E & C : Quelle est la différence entre prévention et gestion des risques ?

P. M. : Derrière les mots, c’est la nature même des missions qui a changé. La médecine du travail tend aujourd’hui à être centrée sur l’environnement et à concerner non des personnes mais des normes. Les employeurs aimeraient pouvoir se référer à des seuils de nocivité pour se dédouaner de toute responsabilité en cas de problème. A terme, on peut imaginer que cela reviendrait à sortir complètement les individus du circuit : il n’y aurait plus ni médecins ni patients, mais simplement des règles à respecter et un environnement dont on tenterait de réduire les risques jusqu’à zéro. Derrière ce glissement, il y a l’idée abstraite qu’un environnement avec zéro risque n’entraînerait plus ni accident du travail ni maladies professionnelles, et rendrait donc superflue la surveillance médicale des salariés. Ce qui, bien sûr, reste à prouver.
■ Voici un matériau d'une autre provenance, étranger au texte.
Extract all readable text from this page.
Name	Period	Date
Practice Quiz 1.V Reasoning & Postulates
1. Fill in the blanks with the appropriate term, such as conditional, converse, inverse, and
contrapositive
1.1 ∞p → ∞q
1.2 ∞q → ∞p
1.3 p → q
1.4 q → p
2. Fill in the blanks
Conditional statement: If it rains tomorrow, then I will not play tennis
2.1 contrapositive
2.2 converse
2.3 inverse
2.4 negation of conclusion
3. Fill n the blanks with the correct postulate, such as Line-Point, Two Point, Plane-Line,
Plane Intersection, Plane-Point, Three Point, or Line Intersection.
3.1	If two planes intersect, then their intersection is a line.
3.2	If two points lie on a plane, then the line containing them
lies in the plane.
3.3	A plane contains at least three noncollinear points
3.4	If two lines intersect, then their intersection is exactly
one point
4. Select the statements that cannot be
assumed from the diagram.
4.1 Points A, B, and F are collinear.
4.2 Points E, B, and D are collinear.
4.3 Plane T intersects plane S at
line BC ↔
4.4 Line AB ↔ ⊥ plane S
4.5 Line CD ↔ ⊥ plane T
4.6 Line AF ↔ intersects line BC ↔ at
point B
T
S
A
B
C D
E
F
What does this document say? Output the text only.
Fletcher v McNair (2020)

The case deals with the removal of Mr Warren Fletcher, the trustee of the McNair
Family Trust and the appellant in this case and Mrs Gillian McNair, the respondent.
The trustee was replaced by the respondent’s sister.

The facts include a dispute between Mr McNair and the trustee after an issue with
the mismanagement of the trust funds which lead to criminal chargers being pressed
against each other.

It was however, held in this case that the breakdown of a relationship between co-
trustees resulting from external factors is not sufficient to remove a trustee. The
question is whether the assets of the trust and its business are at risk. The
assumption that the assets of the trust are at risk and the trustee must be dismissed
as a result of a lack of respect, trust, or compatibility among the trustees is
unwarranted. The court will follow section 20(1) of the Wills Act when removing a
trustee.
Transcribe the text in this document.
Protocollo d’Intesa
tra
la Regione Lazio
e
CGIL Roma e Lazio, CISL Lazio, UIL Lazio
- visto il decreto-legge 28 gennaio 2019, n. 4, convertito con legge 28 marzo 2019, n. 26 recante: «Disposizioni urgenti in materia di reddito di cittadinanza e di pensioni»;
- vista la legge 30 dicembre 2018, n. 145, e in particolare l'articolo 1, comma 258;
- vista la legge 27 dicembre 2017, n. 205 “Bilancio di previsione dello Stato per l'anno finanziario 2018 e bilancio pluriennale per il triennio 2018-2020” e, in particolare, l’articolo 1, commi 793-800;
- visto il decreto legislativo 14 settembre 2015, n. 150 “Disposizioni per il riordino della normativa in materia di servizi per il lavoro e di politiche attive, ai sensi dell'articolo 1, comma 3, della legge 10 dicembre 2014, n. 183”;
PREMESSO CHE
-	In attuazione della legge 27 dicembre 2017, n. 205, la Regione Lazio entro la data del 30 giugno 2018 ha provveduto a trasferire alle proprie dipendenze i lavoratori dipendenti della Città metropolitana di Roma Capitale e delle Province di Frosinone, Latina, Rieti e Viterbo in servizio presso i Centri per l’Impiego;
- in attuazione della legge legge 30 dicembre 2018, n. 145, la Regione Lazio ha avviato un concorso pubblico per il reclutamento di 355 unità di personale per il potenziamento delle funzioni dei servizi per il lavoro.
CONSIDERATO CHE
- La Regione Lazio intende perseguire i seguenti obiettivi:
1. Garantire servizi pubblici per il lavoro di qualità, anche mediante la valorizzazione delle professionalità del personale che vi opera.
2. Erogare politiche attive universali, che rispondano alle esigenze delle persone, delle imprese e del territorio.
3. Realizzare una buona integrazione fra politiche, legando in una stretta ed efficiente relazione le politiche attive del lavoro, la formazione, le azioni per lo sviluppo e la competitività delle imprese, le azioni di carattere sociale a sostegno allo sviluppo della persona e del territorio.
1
E & C : Selon vous, quels sont les risques contenus dans cette réforme ?

P. M. : On ne pourra apprécier ses conséquences concrètes qu’avec un certain recul. On constate déjà, dans certains contextes, une marchandisation de la prévention des risques. On demande aux médecins et aux intervenants une prestation minimale dans le cadre du service couvert par la cotisation de l’entreprise, pour ensuite proposer à cette dernière des prestations supplémentaires payantes. C’est également l’indépendance de la prévention des risques professionnels qui est affaiblie. Alors que les médecins du travail bénéficient d’un statut protecteur, les nouveaux intervenants sont des salariés comme les autres, et on peut penser qu’ils auront moins de latitude pour intervenir dans un sens contraire aux intérêts des employeurs. Cependant, la réforme est surtout dangereuse parce qu’elle n’améliore rien. Depuis plusieurs années, les médecins surchargés ne peuvent faire face à toutes leurs missions. Moins nombreux encore, que pourront-ils faire ? Par ailleurs, puisque la protection de la santé des salariés reste entre les mains des employeurs, l’arbitrage entre production et prévention ne peut que pencher encore un peu plus du côté de la rentabilité, ce qui met potentiellement en danger la santé des travailleurs.

* Les sénateurs, contre l’avis du gouvernement, ont adopté un amendement sur cette disposition en janvier 2011, accordant la présidence et la trésorerie du conseil d’administration alternativement au patronat et aux représentants des salariés.

SON PARCOURS

• Pascal Marichalar est doctorant en sociologie au Centre Maurice-Halbwachs (CNRS-EHESS-ENS) et enseigne à l’université Paris13. Il prépare une thèse sur l’évolution de la médecine du travail en France de 1970 à nos jours.

• Parmi ses publications récentes : “Responsabilités en souffrance. Les conflits autour de la souffrance psychique des salariés d’EDF-GDF, 1985-2008” ( in Sociétés contemporaines n° 79, avec M. Benquet et E. Martin, 2010), “La médecine du travail sans les médecins ? Une action patronale de longue haleine” (in Politix n° 91, 2010).

SES LECTURES

• La Santé au travail. 1880-2006, Stéphane Buzzi, Jean-Claude Devinck, Paul-André Rosental, La Découverte, 2006.

• Les Mains inutiles, sous la dir. de Catherine Omnès et d’Anne-Sophie Bruno, Belin, 2004.